Sinus Infection versus Migraine

Too often doctors prescribe antibiotics or nasal steroid sprays for a sinus infection that is really a migraine. This was revealed in an older study in the Archives of Internal Medicine. Scientists in this study examined nearly 3000 patients who had no prior diagnosis of migraines. These patients either self-diagnosed or were diagnosed by their doctors as having a sinus headache. The study found that the majority of patients, over 80 percent, actually met criteria for a migraine-type headache, according to the International Headache Society.

In another study in Headache, 63 percent of patients who self-diagnosed themselves as having a sinus headache actually met criteria as having migraine with or without aura. Only 3 percent were found to have a headache attributed to sinusitis.

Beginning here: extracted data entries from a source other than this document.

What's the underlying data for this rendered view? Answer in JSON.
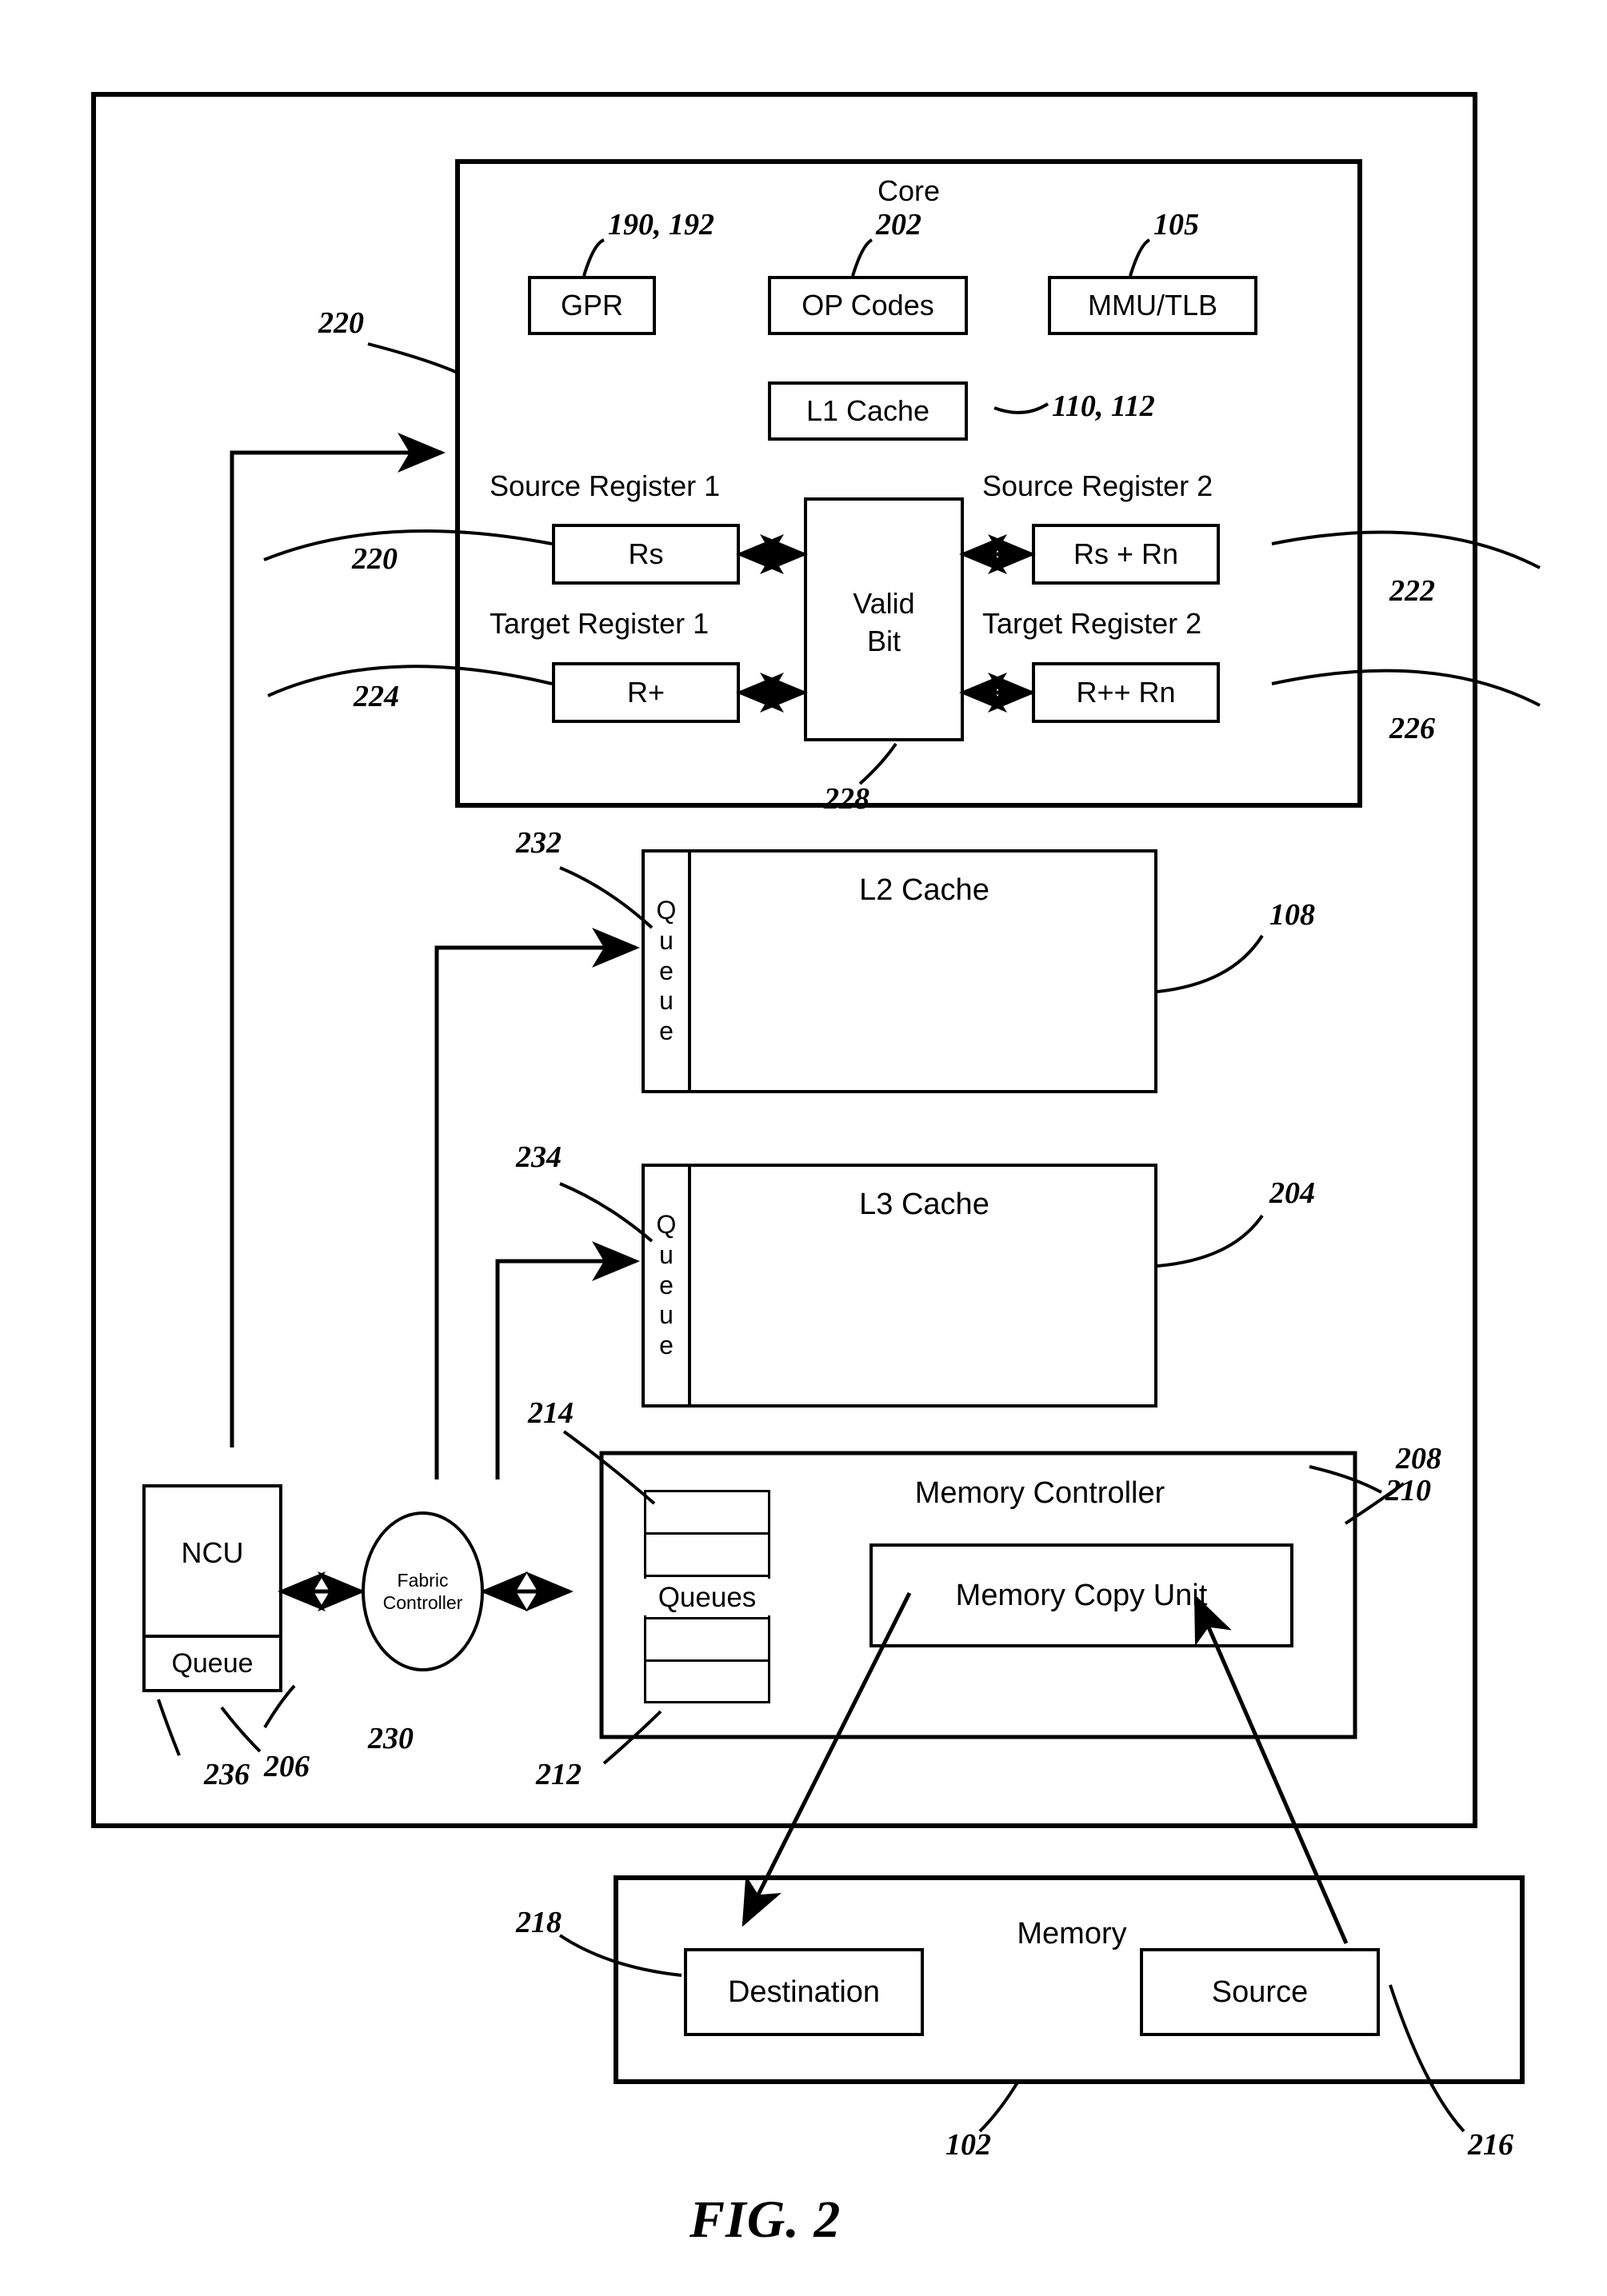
{
  "figure": {
    "caption": "FIG. 2"
  },
  "chip": {
    "core": {
      "title": "Core",
      "units": [
        {
          "label": "GPR",
          "ref": "190, 192"
        },
        {
          "label": "OP Codes",
          "ref": "202"
        },
        {
          "label": "MMU/TLB",
          "ref": "105"
        },
        {
          "label": "L1 Cache",
          "ref": "110, 112"
        }
      ],
      "registers": {
        "source_register_1": {
          "title": "Source Register 1",
          "value": "Rs",
          "ref": "220"
        },
        "source_register_2": {
          "title": "Source Register 2",
          "value": "Rs + Rn",
          "ref": "222"
        },
        "target_register_1": {
          "title": "Target Register 1",
          "value": "R+",
          "ref": "224"
        },
        "target_register_2": {
          "title": "Target Register 2",
          "value": "R++ Rn",
          "ref": "226"
        },
        "valid_bit": {
          "line1": "Valid",
          "line2": "Bit",
          "ref": "228"
        }
      },
      "inbound_ref": "220"
    },
    "l2_cache": {
      "label": "L2 Cache",
      "queue_label": "Queue",
      "queue_ref": "232",
      "ref": "108"
    },
    "l3_cache": {
      "label": "L3 Cache",
      "queue_label": "Queue",
      "queue_ref": "234",
      "ref": "204"
    },
    "ncu": {
      "label": "NCU",
      "queue_label": "Queue",
      "ref": "206",
      "queue_ref": "236"
    },
    "fabric_controller": {
      "line1": "Fabric",
      "line2": "Controller",
      "ref": "230"
    },
    "memory_controller": {
      "label": "Memory Controller",
      "ref": "208",
      "queues_label": "Queues",
      "queues_ref_top": "214",
      "queues_ref_bottom": "212",
      "memory_copy_unit": {
        "label": "Memory Copy Unit",
        "ref": "210"
      }
    }
  },
  "memory": {
    "label": "Memory",
    "ref": "102",
    "destination": {
      "label": "Destination",
      "ref": "218"
    },
    "source": {
      "label": "Source",
      "ref": "216"
    }
  },
  "colors": {
    "stroke": "#000000",
    "background": "#ffffff"
  }
}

These findings are eye-opening. Let's take a closer look at how to best distinguish these two unique medical conditions

Clues That Favor Sinus Infection Over a Migraine

  • Fever: You should not have a fever with a migraine, but this can be seen in sinusitis, especially if the sinus infection is caused by bacteria, requiring an antibiotic for treatment.
  • Purulent nasal discharge: While it is not infrequent to have a congested or runny nose with a migraine, you will not have prolonged, thick, yellowish/green discharge from your nose. This is more likely to be seen in sinusitis.
  • Ear pain/tooth pain: Ear and tooth pain are common complaints in those suffering from a sinus infection.

Clues That Favor Migraine Over a Sinus Infection

  • Nausea and vomiting
  • Sensitivity to light (photophobia)
  • Sensitivity to sound (phonophobia)

Do Not Be Fooled

  • Migraineurs often report headache triggers that are common triggers of rhinosinusitis like: weather changes, seasonal change, and allergen exposure.
  • Also, both sinus headaches and migraines can occur on both side of the head (bilaterally) or one side of the head (unilaterally). Although, migraines are more commonly unilateral.
  • Also, similar to sinus pain, migraineurs can have pain in their maxillary or cheek areas.

Bottom Line

So the take home message here is that yes, unfortunately, migraines are frequently misdiagnosed as sinusitis. This means that too often doctors prescribe antibiotics for sinus infections that are really migraines. What can you do about it? Let's summarize below:

  • A thorough history and examination by a doctor is critical to making an accurate diagnosis. The treatment for a sinus headache versus a migraine is very different. You do not want to waste your time or risk your health by being treated for the wrong condition.
  • If you find yourself getting treated for sinus infections multiple times a year, ask your doctor about the possibility of having migraines.
  • Whether you have sinus headaches or migraines or both, understanding your diagnosis and treatment plan is important for your overall quality of life. Be proactive in your healthcare.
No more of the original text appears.